Не могу понять, что у него за акцент. У болгарина Каркарова акцент был более жестким. Этот, скорее, пришепетывает. Я вынужденно делаю еще пару шагов вперед.
— Так мы будем... ик! Панове, если же мы будем купаться? — спрашивает еще кто-то.
Хагрид вдруг протягивает руку и пытается погладить меня грязной ладонью по голове. Когда я шарахаюсь, он издает губами чмоканье, словно я необъезженная лошадь.
— Тшш, малой! — я застываю, и он снова тянет ко мне руку. Снова шарахаюсь. — Тпруу! Не балуй!
Я затравленно озираюсь. По-моему, самое время нашему знаменитому герою явиться и спасти меня от участи быть вглаженным в землю по колено!
Почему, кроме меня, никто этой пьяной банде не попался? Где всех остальных носит? Прекрасная же погода! Сколько можно сидеть в замке, слушая речи и хвастаясь друг перед другом шрамами! Но спасения не видно. Воспользовавшись моим замешательством, Хагрид с неожиданной осторожностью проводит рукой по моим волосам. И рокочет успокоительным тоном:
— Ну, не боись, не боись. Стой смирна. Никто тебе, значица, вреда не сделает. Ить сам Гарри за тебя просил!
О, нет! Мерзость какая. Он испортил мою укладку!
— Так чо ты подглядывал-та? Люб.. люб'пытно тебе, небось?
Я мотаю головой. Мне нестерпимо хочется оказаться возле зеркала. Чувствую себя безобразно растрепанным. В каком виде я теперь покажусь Поттеру и Грейнджер?

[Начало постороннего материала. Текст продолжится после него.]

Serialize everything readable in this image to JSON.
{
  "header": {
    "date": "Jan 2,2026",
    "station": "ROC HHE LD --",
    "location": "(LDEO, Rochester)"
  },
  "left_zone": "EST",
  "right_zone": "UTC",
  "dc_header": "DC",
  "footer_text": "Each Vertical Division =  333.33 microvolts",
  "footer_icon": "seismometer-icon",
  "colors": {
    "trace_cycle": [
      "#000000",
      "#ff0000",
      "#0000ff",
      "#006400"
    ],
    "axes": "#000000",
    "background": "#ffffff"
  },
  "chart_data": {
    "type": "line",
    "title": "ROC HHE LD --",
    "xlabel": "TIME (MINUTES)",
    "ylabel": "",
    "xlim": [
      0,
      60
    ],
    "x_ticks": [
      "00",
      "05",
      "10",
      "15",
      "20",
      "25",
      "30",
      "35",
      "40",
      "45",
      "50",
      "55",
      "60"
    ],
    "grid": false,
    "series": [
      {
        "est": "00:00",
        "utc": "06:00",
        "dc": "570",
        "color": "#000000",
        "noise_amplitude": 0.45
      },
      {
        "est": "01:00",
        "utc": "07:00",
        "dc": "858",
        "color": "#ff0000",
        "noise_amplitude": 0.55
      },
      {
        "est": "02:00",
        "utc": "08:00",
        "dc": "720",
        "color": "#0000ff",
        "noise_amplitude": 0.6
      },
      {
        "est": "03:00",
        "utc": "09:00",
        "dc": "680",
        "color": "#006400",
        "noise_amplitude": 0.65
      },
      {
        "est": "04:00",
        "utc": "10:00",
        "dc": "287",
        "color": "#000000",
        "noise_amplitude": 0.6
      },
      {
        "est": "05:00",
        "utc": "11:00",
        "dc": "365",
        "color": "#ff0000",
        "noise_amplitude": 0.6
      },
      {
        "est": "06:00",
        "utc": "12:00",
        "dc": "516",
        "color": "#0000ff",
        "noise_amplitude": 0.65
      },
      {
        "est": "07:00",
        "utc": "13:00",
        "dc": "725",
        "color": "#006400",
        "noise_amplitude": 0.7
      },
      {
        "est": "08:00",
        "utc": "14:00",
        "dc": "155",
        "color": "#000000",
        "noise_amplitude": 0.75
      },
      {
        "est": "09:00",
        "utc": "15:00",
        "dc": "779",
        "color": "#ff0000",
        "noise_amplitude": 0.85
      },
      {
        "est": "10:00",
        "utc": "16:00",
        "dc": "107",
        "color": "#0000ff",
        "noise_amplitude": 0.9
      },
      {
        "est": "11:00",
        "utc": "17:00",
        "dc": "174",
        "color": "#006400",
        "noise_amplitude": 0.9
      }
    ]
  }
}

Ведь прическа была моим единственным преимуществом!
— Х'рроший мальчик, тшш. Ну чо, хошь увидеть инт'ресную зверушку? Тока выменял!
Голос лесника полон самодовольства. Мне становится страшно. Горло перехватывает, и все, на что я способен — это отрицательно мычать. Хагрид, похоже, принимает эти звуки за изъявления восторга.

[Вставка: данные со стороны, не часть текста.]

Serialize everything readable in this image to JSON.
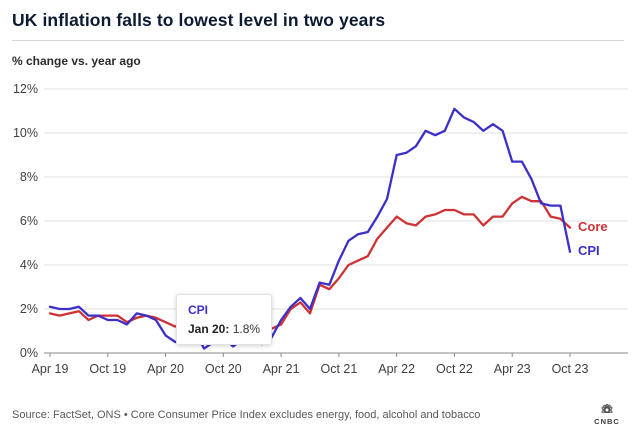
{
  "chart_data": {
    "type": "line",
    "title": "UK inflation falls to lowest level in two years",
    "ylabel": "% change vs. year ago",
    "xlabel": "",
    "ylim": [
      0,
      12
    ],
    "grid": true,
    "legend_position": "line-end-labels",
    "x": [
      "Apr 19",
      "May 19",
      "Jun 19",
      "Jul 19",
      "Aug 19",
      "Sep 19",
      "Oct 19",
      "Nov 19",
      "Dec 19",
      "Jan 20",
      "Feb 20",
      "Mar 20",
      "Apr 20",
      "May 20",
      "Jun 20",
      "Jul 20",
      "Aug 20",
      "Sep 20",
      "Oct 20",
      "Nov 20",
      "Dec 20",
      "Jan 21",
      "Feb 21",
      "Mar 21",
      "Apr 21",
      "May 21",
      "Jun 21",
      "Jul 21",
      "Aug 21",
      "Sep 21",
      "Oct 21",
      "Nov 21",
      "Dec 21",
      "Jan 22",
      "Feb 22",
      "Mar 22",
      "Apr 22",
      "May 22",
      "Jun 22",
      "Jul 22",
      "Aug 22",
      "Sep 22",
      "Oct 22",
      "Nov 22",
      "Dec 22",
      "Jan 23",
      "Feb 23",
      "Mar 23",
      "Apr 23",
      "May 23",
      "Jun 23",
      "Jul 23",
      "Aug 23",
      "Sep 23",
      "Oct 23"
    ],
    "x_tick_labels": [
      "Apr 19",
      "Oct 19",
      "Apr 20",
      "Oct 20",
      "Apr 21",
      "Oct 21",
      "Apr 22",
      "Oct 22",
      "Apr 23",
      "Oct 23"
    ],
    "y_tick_labels": [
      "0%",
      "2%",
      "4%",
      "6%",
      "8%",
      "10%",
      "12%"
    ],
    "series": [
      {
        "name": "Core",
        "color": "#cf3235",
        "values": [
          1.8,
          1.7,
          1.8,
          1.9,
          1.5,
          1.7,
          1.7,
          1.7,
          1.4,
          1.6,
          1.7,
          1.6,
          1.4,
          1.2,
          1.4,
          1.8,
          0.9,
          1.3,
          1.5,
          1.1,
          1.4,
          1.4,
          0.9,
          1.1,
          1.3,
          2.0,
          2.3,
          1.8,
          3.1,
          2.9,
          3.4,
          4.0,
          4.2,
          4.4,
          5.2,
          5.7,
          6.2,
          5.9,
          5.8,
          6.2,
          6.3,
          6.5,
          6.5,
          6.3,
          6.3,
          5.8,
          6.2,
          6.2,
          6.8,
          7.1,
          6.9,
          6.9,
          6.2,
          6.1,
          5.7
        ]
      },
      {
        "name": "CPI",
        "color": "#3d2fc9",
        "values": [
          2.1,
          2.0,
          2.0,
          2.1,
          1.7,
          1.7,
          1.5,
          1.5,
          1.3,
          1.8,
          1.7,
          1.5,
          0.8,
          0.5,
          0.6,
          1.0,
          0.2,
          0.5,
          0.7,
          0.3,
          0.6,
          0.7,
          0.4,
          0.7,
          1.5,
          2.1,
          2.5,
          2.0,
          3.2,
          3.1,
          4.2,
          5.1,
          5.4,
          5.5,
          6.2,
          7.0,
          9.0,
          9.1,
          9.4,
          10.1,
          9.9,
          10.1,
          11.1,
          10.7,
          10.5,
          10.1,
          10.4,
          10.1,
          8.7,
          8.7,
          7.9,
          6.8,
          6.7,
          6.7,
          4.6
        ]
      }
    ],
    "tooltip": {
      "series": "CPI",
      "series_color": "#3d2fc9",
      "date_label": "Jan 20:",
      "value": "1.8%"
    }
  },
  "footer": {
    "source": "Source: FactSet, ONS • Core Consumer Price Index excludes energy, food, alcohol and tobacco",
    "logo_text": "CNBC"
  }
}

— Ну смотри. Только, эта, ост'рожней.
От последнего предупреждения мои ноги снова слабеют. Хагрид оступает на шаг — равный моим десяти — и начинает читать какое-то заклятие.
— Свалка, порка, вещ' в каморке, встань.. Пан Андж'й, прочтитя еще раз, чтоб я, значица, запомн'л!
Пан Анджей — тот самый, с холодным взглядом и четкой речью, — кивает, встает рядом с Хагридом и звучным голосом чеканит:
— Сивка, Бурка, вещая Каурка, встань передо мной, как лист перед травой!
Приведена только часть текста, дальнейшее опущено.